No module named 'selenium.settings'
landowark opened this issue · comments
I have been trying to get started with the tutorial at https://www.geeksforgeeks.org/scraping-javascript-enabled-websites-using-scrapy-selenium/, and as far as I can tell I've followed the examples correctly, but when I run scrapy crawl integratedspider
I get the following error:
Traceback (most recent call last):
File "/opt/anaconda/envs/scrapy_selenium/bin/scrapy", line 8, in
sys.exit(execute())
File "/opt/anaconda/envs/scrapy_selenium/lib/python3.7/site-packages/scrapy/cmdline.py", line 114, in execute
settings = get_project_settings()
File "/opt/anaconda/envs/scrapy_selenium/lib/python3.7/site-packages/scrapy/utils/project.py", line 69, in get_project_settings
settings.setmodule(settings_module_path, priority='project')
File "/opt/anaconda/envs/scrapy_selenium/lib/python3.7/site-packages/scrapy/settings/init.py", line 287, in setmodule
module = import_module(module)
File "/opt/anaconda/lib/python3.7/importlib/init.py", line 127, in import_module
return _bootstrap._gcd_import(name[level:], package, level)
File "", line 1006, in _gcd_import
File "", line 983, in _find_and_load
File "", line 965, in _find_and_load_unlocked
ModuleNotFoundError: No module named 'selenium.settings'
added to bottom of settings.py
from shutil import which
SELENIUM_DRIVER_NAME = 'chrome'
SELENIUM_DRIVER_EXECUTABLE_PATH = which('chromedriver')
SELENIUM_DRIVER_ARGUMENTS = ['--headless']
DOWNLOADER_MIDDLEWARES = {
'scrapy_selenium.SeleniumMiddleware': 800
integratedspider.py
import scrapy
from scrapy_selenium import SeleniumRequest
class IntegratedspiderSpider(scrapy.Spider):
name = 'integratedspider'
def start_requests(self):
yield SeleniumRequest(
url="https://practice.geeksforgeeks.org/courses/online",
wait_time=3,
screenshot=True,
callback=self.parse,
dont_filter=True
)
def parse(self, response):
# courses make list of all items that came in this xpath
# this xpath is of cards containing courses details
courses = response.xpath('//*[@id ="active-courses-content"]/div/div/div')
# course is each course in the courses list
for course in courses:
# xpath of course name is added in the course path
# text() will scrape text from h4 tag that contains course name
course_name = course.xpath('.//a/div[2]/div/div[2]/h4/text()').get()

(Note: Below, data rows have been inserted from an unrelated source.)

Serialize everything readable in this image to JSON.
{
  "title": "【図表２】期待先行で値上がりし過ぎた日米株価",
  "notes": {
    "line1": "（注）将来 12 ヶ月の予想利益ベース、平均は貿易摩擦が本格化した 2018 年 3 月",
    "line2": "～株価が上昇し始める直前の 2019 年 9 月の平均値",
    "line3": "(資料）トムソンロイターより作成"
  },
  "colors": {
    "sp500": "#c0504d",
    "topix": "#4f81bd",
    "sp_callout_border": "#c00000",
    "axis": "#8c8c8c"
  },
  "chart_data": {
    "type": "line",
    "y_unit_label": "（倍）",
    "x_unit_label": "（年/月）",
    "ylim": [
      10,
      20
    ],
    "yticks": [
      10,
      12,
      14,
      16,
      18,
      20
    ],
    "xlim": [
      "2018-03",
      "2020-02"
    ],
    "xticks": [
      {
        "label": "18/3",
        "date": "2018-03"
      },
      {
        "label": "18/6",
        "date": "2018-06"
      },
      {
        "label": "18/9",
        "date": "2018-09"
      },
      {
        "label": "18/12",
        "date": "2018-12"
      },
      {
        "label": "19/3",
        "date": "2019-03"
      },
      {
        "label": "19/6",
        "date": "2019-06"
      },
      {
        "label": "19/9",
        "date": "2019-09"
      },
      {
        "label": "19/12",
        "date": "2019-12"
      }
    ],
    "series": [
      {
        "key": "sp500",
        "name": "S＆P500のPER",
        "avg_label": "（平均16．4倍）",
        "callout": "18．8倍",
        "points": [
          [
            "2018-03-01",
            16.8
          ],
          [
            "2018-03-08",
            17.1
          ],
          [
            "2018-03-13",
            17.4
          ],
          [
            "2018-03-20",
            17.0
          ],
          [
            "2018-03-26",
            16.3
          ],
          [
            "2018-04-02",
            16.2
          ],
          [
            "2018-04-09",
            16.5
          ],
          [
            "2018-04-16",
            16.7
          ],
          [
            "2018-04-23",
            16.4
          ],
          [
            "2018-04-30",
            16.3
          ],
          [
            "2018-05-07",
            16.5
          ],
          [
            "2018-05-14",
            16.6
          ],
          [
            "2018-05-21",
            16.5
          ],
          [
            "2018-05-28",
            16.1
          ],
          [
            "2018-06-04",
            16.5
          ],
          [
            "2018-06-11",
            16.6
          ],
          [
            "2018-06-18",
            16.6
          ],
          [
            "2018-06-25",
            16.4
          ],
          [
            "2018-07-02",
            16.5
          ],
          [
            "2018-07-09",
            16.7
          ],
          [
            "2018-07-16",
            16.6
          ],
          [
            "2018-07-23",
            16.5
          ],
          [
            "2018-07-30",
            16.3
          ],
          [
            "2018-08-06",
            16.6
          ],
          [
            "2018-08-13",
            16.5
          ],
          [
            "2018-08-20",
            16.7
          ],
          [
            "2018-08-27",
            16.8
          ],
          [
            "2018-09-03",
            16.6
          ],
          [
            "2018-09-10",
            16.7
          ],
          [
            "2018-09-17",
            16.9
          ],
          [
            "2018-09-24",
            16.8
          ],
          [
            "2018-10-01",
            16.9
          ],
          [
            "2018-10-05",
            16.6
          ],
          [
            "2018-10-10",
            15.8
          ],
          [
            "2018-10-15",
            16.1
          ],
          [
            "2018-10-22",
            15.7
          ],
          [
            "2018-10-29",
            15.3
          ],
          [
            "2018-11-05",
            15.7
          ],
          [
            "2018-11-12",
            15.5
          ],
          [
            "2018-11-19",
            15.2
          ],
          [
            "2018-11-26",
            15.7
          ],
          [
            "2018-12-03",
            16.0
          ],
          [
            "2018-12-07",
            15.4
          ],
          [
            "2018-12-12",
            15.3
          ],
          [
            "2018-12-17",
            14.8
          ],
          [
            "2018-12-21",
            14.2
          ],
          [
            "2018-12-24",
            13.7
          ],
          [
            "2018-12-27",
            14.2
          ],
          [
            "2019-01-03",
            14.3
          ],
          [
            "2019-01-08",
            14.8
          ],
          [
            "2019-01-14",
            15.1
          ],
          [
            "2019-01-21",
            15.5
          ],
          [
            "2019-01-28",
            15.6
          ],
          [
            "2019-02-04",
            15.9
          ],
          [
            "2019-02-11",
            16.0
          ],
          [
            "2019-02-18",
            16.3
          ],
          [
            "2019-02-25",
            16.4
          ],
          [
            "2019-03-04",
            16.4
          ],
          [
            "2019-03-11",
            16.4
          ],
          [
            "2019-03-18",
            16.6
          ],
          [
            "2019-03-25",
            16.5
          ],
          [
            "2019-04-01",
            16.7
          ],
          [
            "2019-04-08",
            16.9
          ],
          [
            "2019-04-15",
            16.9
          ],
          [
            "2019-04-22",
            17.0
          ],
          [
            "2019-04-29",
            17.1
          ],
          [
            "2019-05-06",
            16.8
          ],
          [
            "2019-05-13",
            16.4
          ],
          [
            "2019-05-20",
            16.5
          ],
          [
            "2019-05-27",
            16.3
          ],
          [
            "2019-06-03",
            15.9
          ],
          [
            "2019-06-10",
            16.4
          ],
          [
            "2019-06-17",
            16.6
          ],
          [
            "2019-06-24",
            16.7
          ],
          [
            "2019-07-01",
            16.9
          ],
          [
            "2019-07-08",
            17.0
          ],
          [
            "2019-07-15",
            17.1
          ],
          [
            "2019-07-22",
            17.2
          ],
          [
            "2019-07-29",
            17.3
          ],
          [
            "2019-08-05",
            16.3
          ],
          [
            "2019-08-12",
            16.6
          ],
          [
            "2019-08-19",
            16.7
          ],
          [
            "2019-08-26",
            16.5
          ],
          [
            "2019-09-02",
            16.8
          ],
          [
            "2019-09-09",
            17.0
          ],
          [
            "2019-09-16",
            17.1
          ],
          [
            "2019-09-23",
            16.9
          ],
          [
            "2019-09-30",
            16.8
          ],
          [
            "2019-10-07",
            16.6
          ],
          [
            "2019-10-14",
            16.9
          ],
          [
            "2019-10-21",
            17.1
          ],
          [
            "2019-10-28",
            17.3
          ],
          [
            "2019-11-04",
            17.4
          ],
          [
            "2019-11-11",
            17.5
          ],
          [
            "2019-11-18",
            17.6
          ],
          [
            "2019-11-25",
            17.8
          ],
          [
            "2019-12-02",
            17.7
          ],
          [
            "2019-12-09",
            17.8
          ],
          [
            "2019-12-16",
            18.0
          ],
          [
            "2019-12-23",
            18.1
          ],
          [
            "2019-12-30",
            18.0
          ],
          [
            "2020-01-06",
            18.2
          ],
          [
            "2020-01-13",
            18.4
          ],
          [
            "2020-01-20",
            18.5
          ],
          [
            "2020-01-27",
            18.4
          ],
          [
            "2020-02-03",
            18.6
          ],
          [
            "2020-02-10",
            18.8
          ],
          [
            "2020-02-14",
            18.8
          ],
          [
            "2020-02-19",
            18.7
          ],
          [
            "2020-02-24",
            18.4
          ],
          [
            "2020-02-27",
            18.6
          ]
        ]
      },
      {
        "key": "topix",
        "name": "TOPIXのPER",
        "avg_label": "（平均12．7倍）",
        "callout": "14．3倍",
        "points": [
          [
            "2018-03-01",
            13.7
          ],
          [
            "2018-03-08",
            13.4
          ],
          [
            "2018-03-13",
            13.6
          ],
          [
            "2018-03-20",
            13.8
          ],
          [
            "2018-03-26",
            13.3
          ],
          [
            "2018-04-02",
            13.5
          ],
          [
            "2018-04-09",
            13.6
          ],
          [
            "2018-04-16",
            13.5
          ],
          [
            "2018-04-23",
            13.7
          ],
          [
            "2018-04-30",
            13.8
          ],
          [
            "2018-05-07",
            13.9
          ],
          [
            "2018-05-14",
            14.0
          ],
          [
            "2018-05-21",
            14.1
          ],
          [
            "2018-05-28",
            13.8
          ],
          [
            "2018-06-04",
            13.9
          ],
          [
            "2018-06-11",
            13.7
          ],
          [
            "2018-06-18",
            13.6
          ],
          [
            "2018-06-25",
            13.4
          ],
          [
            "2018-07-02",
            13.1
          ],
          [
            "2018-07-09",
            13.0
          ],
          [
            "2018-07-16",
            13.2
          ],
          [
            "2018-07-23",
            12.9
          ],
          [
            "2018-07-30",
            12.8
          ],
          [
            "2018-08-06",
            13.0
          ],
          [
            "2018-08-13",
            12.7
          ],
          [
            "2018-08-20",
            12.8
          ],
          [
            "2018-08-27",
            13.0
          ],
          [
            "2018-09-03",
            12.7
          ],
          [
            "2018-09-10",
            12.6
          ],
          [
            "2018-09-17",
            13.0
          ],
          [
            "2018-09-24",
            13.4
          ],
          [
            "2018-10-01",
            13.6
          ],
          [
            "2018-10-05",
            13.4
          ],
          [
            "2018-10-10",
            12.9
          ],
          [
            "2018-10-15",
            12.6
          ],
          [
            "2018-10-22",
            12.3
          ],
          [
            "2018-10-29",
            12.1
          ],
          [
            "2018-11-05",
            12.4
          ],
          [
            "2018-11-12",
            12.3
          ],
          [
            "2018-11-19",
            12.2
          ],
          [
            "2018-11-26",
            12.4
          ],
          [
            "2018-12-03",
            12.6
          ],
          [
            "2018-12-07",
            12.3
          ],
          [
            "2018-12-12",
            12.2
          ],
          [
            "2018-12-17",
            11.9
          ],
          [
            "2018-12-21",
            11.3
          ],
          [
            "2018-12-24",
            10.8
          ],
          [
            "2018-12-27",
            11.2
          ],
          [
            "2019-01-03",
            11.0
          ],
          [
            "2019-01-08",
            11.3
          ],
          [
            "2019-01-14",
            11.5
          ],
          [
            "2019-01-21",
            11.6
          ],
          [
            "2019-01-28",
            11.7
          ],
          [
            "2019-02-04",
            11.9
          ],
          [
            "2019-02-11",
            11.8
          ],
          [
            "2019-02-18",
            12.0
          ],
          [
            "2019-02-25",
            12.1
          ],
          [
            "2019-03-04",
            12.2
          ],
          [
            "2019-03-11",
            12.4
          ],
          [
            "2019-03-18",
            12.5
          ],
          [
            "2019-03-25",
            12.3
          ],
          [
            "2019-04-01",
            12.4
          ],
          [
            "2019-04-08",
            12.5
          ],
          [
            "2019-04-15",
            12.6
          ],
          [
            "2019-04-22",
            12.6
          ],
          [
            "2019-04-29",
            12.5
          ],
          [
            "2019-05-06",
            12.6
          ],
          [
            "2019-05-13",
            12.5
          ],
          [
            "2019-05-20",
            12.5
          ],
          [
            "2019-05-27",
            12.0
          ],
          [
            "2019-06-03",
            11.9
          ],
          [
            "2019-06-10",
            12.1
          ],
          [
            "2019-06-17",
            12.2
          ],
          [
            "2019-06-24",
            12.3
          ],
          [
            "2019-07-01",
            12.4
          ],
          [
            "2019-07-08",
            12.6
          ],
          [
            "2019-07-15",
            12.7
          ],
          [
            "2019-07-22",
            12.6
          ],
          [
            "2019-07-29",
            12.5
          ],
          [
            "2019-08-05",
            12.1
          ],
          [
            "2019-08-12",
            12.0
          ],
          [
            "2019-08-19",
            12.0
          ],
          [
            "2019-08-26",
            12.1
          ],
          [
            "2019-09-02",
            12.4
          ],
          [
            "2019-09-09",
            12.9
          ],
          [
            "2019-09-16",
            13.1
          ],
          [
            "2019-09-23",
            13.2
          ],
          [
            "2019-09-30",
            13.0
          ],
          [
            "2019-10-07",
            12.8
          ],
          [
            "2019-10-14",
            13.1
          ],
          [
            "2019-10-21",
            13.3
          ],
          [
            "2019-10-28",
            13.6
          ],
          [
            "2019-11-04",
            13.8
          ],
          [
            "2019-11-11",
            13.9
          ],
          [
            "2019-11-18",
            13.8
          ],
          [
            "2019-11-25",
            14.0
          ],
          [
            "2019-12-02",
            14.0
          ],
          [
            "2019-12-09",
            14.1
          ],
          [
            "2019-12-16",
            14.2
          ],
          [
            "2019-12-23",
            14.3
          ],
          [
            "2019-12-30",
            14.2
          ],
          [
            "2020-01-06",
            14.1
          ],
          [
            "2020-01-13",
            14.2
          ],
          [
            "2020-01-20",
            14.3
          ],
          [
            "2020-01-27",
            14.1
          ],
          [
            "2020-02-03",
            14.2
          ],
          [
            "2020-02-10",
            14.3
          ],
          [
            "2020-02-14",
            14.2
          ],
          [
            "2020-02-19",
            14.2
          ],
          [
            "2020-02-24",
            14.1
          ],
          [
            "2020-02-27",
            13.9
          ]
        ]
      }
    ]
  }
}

# course_name is a string containing \n and extra spaces
# these \n and extra spaces are removed
course_name = course_name.split('\n')[1]
course_name = course_name.strip()
yield {
'course Name': course_name
}
Any help would be appreciated. Thanks
It looks like scrapy cannot load the settings module because it can't find it.
How did you named your module ?
You should not name it selenium
as it's a module name that already exists.
Is the settings.py
file there ?
In the exemple GeeksforGeeks exemple, their module name is scrapyselenium
so the settings module is scrapyselenium.settings
. The settings module is mandatory for scrapy projects.
Okay. I created a new project and renamed everything and it works. Total noob mistake on my part. Sorry. Thanks for your help.